The world of Beauty Queens is an exaggerated one: it's just a little weirder than our own. We learn a lot about it through the footnotes, which provide bits of trivia on the culture of the world:

"Roland Me'sognie, the notoriously fat-phobic French designer whose tourniquet-tight fashions adorn the paper cut-thin bodies of models, starlets, socialites, and reality TV stars. In fact, when the svelte pinup Bananas Foster, famous for starring in a series of medical side-effect commercials, was arrested in a Vegas club for snorting cholesterol-lowering drugs while wearing a Roland jumpsuit, he pronounced her "too fat to steal my oxygen. I die to see her misuse my genius. The earth weeps with me." Sales rose 88% that week. The House of Roland was the first to introduce sizing lower than 0—the -1. "We make the woman disappear and the fashion appear!" (1.F.2)

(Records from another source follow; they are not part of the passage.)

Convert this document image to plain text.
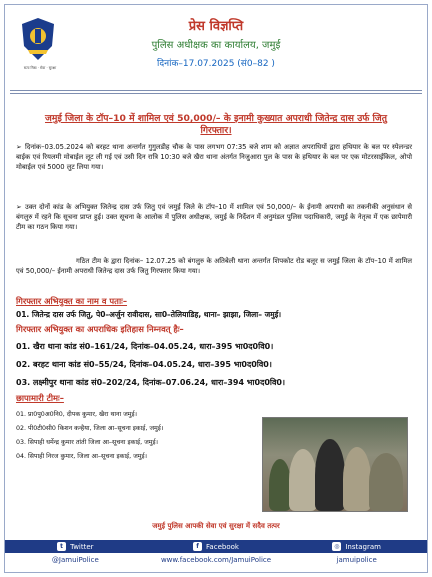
सत्य निष्ठा · सेवा · सुरक्षा
प्रेस विज्ञप्ति
पुलिस अधीक्षक का कार्यालय, जमुई
दिनांक–17.07.2025 (सं0–82 )
जमुई जिला के टॉप–10 में शामिल एवं 50,000/– के इनामी कुख्यात अपराधी जितेन्द्र दास उर्फ जितु गिरफ्तार।
➢ दिनांक–03.05.2024 को बरहट थाना अन्तर्गत गुगुलडीह चौक के पास लगभग 07:35 बजे शाम को अज्ञात अपराधियों द्वारा हथियार के बल पर स्पेलन्डर बाईक एवं रियलमी मोबाईल लूट ली गई एवं उसी दिन रात्रि 10:30 बजे खैरा थाना अंतर्गत निजुआरा पुल के पास के हथियार के बल पर एक मोटरसाईकिल, ओपो मोबाईल एवं 5000 लुट लिया गया।
➢ उक्त दोनों कांड के अभियुक्त जितेन्द्र दास उर्फ जितु एवं जमुई जिले के टॉप–10 में शामिल एवं 50,000/– के ईनामी अपराधी का तकनीकी अनुसंधान से बंगलुरु में रहने कि सूचना प्राप्त हुई। उक्त सूचना के आलोक में पुलिस अधीक्षक, जमुई के निर्देशन में अनुमंडल पुलिस पदाधिकारी, जमुई के नेतृत्व में एक छापेमारी टीम का गठन किया गया।
गठित टीम के द्वारा दिनांक– 12.07.25 को बंगलुरु के अतिबेली थाना अन्तर्गत शिपकोट रोड बलूर स जमुई जिला के टॉप–10 में शामिल एवं 50,000/– ईनामी अपराधी जितेन्द्र दास उर्फ जितु गिरफ्तार किया गया।
गिरफ्तार अभियुक्त का नाम व पताः–
01. जितेन्द्र दास उर्फ जितु, पे0–अर्जुन रावीदास, सा0–तेलियाडिह, थाना– झाझा, जिला– जमुई।
गिरफ्तार अभियुक्त का अपराधिक इतिहास निम्नवत् हैः–
01. खैरा थाना कांड सं0–161/24, दिनांक–04.05.24, धारा–395 भा0द0वि0।
02. बरहट थाना कांड सं0–55/24, दिनांक–04.05.24, धारा–395 भा0द0वि0।
03. लक्ष्मीपुर थाना कांड सं0–202/24, दिनांक–07.06.24, धारा–394 भा0द0वि0।
छापामारी टीमः–
01. प्रा0पु0अ0नि0, दीपक कुमार, खैरा थाना जमुई।
02. पी0टी0सी0 किशन कन्हैया, जिला आ–सूचना इकाई, जमुई।
03. सिपाही धर्मेन्द्र कुमार तांती जिला आ–सूचना इकाई, जमुई।
04. सिपाही निरज कुमार, जिला आ–सूचना इकाई, जमुई।
जमुई पुलिस आपकी सेवा एवं सुरक्षा में सदैव तत्पर
t	Twitter	f	Facebook	◎ Instagram
@JamuiPolice	www.facebook.com/JamuiPolice	jamuipolice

Like all good satire, Bray's notes take problematic aspects of our pop culture and exaggerate them so that we can see the problem more clearly. There is no clothing line with a size -1. But size 0's are common—at least, commonly sold or worn by models, even if they're not so common on most actual humans. So Bray highlights the problem of women feeling pressured to conform to such ultra-thin standards.

Throughout the book, Bray exaggerates the truth to make us laugh, but also to encourage us to think more critically about our own world. Yup, that's pretty much satire in a nutshell.